June 21st and 22nd, 2013 I traveled to the Huntington’s Disease Society of America’s 28th Annual Convention to introduce Chair Yoga to individuals from all over the country living with Huntington’s Disease. We had lively yoga sessions including Gentle Yoga, Chair Yoga and Wheelchair Yoga. On day 2 I even pulled out some props. These yoga classes included adaptation for a range of mobility concerns, so I can not even begin to describe my awe at what these students new to yoga accomplished. I am grateful for the invitation by the convention organizers to bring yoga to those with HD and the assistance provided by the convention staff during classes. Special thanks go to yogi and New York Times bestselling author Lisa Genova for her interest and kind words about the classes. Although it can be helpful to label classes Chair Yoga or Adapted Yoga, for me it is all yoga and I am happy to share it.
When I began teaching yoga to cancer patients that were being treated with chemotherapy and radiation, everyone was doing well and many of my students were fit. But I had a nagging feeling that someone would come in that could not get up and down from the floor. This prompted me to learn Chair Yoga. I did my research, took classes, read up on it and finally put it on the calendar as a stand alone class. In the first class I had a woman who had suffered 7 strokes, a woman with dementia, two women who walked with canes and a few people with leg problems from diabetes. I realized this was going to be as challenging as the cancer classes and I loved it. I never looked back. I added another class. I found a certification program so I could lean more. And now I certify other yoga teachers to teach this very special type of yoga.

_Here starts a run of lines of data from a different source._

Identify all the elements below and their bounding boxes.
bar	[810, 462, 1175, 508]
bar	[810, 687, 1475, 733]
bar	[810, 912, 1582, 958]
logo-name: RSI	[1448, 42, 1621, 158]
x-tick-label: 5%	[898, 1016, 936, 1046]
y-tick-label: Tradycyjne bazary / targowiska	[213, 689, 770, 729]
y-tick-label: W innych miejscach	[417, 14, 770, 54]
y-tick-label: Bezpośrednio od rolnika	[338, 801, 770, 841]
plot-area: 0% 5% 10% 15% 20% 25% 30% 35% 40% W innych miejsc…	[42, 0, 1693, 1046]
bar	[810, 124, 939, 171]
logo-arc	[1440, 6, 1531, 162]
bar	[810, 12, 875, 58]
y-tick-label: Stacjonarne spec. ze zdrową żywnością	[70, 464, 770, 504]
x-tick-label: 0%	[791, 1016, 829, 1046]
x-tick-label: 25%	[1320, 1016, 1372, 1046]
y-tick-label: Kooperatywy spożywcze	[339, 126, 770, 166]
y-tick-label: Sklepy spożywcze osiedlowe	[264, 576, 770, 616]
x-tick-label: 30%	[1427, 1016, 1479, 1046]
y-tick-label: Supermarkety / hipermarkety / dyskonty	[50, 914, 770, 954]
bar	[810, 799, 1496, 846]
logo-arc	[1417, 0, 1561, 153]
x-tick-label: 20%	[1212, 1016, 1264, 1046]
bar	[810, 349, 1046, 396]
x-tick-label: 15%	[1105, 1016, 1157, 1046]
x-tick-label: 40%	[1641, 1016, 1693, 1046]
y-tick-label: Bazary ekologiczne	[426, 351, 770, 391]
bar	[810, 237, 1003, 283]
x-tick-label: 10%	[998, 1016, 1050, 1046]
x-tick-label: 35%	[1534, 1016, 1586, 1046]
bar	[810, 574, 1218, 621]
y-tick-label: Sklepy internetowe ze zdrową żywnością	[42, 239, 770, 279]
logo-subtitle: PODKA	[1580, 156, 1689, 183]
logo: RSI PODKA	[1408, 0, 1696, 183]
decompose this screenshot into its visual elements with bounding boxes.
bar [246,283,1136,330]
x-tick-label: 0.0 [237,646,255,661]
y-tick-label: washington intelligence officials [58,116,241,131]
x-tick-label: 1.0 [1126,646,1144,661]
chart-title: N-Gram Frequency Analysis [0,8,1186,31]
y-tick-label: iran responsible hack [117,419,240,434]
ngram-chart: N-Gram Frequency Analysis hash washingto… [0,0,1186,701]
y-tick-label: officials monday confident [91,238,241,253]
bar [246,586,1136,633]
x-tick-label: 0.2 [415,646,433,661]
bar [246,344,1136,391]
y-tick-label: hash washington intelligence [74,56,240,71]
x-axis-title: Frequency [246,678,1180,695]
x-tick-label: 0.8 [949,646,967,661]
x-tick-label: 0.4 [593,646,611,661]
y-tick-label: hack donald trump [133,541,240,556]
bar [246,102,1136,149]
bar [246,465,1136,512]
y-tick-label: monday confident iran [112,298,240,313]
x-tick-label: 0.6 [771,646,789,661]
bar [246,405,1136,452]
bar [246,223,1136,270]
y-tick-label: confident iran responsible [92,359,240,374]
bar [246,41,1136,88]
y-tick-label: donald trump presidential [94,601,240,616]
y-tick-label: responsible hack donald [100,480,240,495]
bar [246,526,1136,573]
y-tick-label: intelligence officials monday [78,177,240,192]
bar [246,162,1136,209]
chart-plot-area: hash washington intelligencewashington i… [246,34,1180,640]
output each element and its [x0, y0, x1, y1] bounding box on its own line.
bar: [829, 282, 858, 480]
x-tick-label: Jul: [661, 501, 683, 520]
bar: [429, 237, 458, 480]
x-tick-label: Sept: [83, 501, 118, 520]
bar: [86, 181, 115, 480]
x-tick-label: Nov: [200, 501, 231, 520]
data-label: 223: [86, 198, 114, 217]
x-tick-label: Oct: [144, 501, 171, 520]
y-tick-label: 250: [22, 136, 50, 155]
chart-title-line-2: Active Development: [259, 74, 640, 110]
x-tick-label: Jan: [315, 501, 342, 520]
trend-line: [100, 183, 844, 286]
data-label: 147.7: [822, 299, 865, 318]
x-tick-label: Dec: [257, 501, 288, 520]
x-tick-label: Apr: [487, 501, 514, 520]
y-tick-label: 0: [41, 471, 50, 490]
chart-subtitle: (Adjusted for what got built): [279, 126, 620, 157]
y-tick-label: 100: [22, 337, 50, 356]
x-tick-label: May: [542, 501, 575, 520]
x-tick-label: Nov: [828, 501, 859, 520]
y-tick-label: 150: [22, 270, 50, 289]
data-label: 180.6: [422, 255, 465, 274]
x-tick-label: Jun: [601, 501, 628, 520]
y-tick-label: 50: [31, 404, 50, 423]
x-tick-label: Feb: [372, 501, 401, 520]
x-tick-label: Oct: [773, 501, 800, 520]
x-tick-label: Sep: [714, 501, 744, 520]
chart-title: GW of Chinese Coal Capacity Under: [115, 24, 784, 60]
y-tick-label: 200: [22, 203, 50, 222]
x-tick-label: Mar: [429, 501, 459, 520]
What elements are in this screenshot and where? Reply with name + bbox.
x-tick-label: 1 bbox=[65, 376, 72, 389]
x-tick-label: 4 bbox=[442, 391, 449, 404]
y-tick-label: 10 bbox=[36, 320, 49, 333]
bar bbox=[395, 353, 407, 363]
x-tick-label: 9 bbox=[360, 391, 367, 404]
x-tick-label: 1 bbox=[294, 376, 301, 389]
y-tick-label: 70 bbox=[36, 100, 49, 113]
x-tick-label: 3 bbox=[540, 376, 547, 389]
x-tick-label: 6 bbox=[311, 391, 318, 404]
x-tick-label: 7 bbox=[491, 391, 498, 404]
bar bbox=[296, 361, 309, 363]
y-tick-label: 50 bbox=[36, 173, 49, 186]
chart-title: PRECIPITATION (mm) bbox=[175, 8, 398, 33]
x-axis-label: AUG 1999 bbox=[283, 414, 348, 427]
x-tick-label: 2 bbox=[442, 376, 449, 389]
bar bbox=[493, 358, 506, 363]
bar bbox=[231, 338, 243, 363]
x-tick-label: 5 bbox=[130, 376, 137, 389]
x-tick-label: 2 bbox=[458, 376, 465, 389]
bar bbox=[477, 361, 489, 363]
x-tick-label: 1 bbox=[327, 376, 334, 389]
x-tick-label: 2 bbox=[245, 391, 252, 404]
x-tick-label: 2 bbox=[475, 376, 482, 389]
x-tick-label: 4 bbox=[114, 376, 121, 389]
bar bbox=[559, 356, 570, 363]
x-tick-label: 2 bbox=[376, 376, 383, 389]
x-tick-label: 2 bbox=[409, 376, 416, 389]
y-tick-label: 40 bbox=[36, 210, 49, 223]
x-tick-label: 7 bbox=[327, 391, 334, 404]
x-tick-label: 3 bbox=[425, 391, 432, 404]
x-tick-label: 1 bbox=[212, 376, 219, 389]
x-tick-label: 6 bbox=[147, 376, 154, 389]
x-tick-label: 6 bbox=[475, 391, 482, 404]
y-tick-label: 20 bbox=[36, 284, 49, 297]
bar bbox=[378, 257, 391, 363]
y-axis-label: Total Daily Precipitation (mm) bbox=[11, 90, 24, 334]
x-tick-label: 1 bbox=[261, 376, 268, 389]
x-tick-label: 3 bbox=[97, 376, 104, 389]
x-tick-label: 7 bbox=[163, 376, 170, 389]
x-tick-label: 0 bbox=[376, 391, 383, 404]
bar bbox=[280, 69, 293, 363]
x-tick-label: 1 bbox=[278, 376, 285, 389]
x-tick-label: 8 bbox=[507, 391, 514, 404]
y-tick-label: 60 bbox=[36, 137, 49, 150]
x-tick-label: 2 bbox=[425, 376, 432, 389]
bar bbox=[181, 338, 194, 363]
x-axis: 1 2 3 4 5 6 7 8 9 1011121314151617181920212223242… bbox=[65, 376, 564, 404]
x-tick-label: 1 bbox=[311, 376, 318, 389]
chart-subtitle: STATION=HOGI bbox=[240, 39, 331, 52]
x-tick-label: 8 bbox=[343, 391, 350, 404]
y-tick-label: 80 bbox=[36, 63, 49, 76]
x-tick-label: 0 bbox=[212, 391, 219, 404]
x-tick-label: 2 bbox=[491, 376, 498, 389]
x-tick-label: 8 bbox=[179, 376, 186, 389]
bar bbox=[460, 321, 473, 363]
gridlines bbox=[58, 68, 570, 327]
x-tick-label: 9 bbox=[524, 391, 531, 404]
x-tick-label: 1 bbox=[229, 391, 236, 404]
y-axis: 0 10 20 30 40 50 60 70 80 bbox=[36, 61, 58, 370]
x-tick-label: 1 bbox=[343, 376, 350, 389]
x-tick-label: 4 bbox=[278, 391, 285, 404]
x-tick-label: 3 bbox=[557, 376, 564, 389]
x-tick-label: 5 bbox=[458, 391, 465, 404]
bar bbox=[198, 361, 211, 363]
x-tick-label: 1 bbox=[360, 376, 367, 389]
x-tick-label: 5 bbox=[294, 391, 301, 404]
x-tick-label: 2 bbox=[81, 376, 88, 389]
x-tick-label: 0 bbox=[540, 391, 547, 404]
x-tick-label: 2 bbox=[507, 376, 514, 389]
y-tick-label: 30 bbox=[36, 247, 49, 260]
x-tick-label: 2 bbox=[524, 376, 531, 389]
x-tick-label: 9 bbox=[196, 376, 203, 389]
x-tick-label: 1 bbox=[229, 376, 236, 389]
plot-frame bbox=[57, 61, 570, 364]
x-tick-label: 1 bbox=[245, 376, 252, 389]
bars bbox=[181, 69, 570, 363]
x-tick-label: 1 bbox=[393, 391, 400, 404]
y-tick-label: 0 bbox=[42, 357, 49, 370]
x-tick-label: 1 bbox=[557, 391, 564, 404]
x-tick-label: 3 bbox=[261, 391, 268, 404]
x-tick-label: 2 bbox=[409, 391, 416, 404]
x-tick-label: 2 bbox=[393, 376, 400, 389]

I have tried to make this process as easy as possible. To enroll in this certification you must have completed a Yoga Alliance Approved 200 hour Yoga Teacher Training and have a calling to learn how to teach yoga to people who cannot get up and down from the floor. This includes people of all ages. Younger people attend chair yoga classes if they have serious headaches or medications that make them dizzy. People with every type of disability, especially MS attend. People of all ages with knee and hip problems avoid floor yoga and move to chair yoga. Diabetics with neuropathy may feel safer doing yoga in a chair. Some people begin in chair yoga and after a few months transition to gentle yoga on the floor. This happens more than I expected. Of course anyone who sits at a desk can do yoga at work in their chair. Many yoga postures can be modified so everyone can experience the spirit of the yoga poses from a chair or with the chair as a prop. If you are interested in providing a transformational experience for these students, this certification is for you.
Research out of Australia, reported on in Yoga International, studies Chair Yoga at Work. These researchers found both chair yoga and guided meditation beneficial. In Lifespan Yoga® Chair classes we combine the 2, which is the norm in a yoga studio.
“Frazzled workers take heed — a short, intention-filled break can offer significant health benefits. Alarmed by the up to 50 percent higher risk for heart attack associated with chronic work stress, researchers in Australia assessed the impact of just 15 minutes of in-office yoga or meditation. While participants did either chair yoga, guided meditation, or went about work as usual, the researchers measured such health variables as perceived stress, blood pressure, respiration rate, and heart rate variability (HRV — a predictor of cardiac and overall health). Compared with those who took no break, the yoga and meditation groups showed significant improvements in each of these variables. Chair yoga and meditation produced similar improvements in HRV, respiration, and perceived stress, while meditation had a greater impact on blood pressure.”
This type of research is really interesting because it compares chair yoga and guided meditation. I think it is important for researchers to pull apart the 8 limbs in academic and clinical trials. If a study just says they compared yoga and a control group, we need to figure our what they mean by yoga.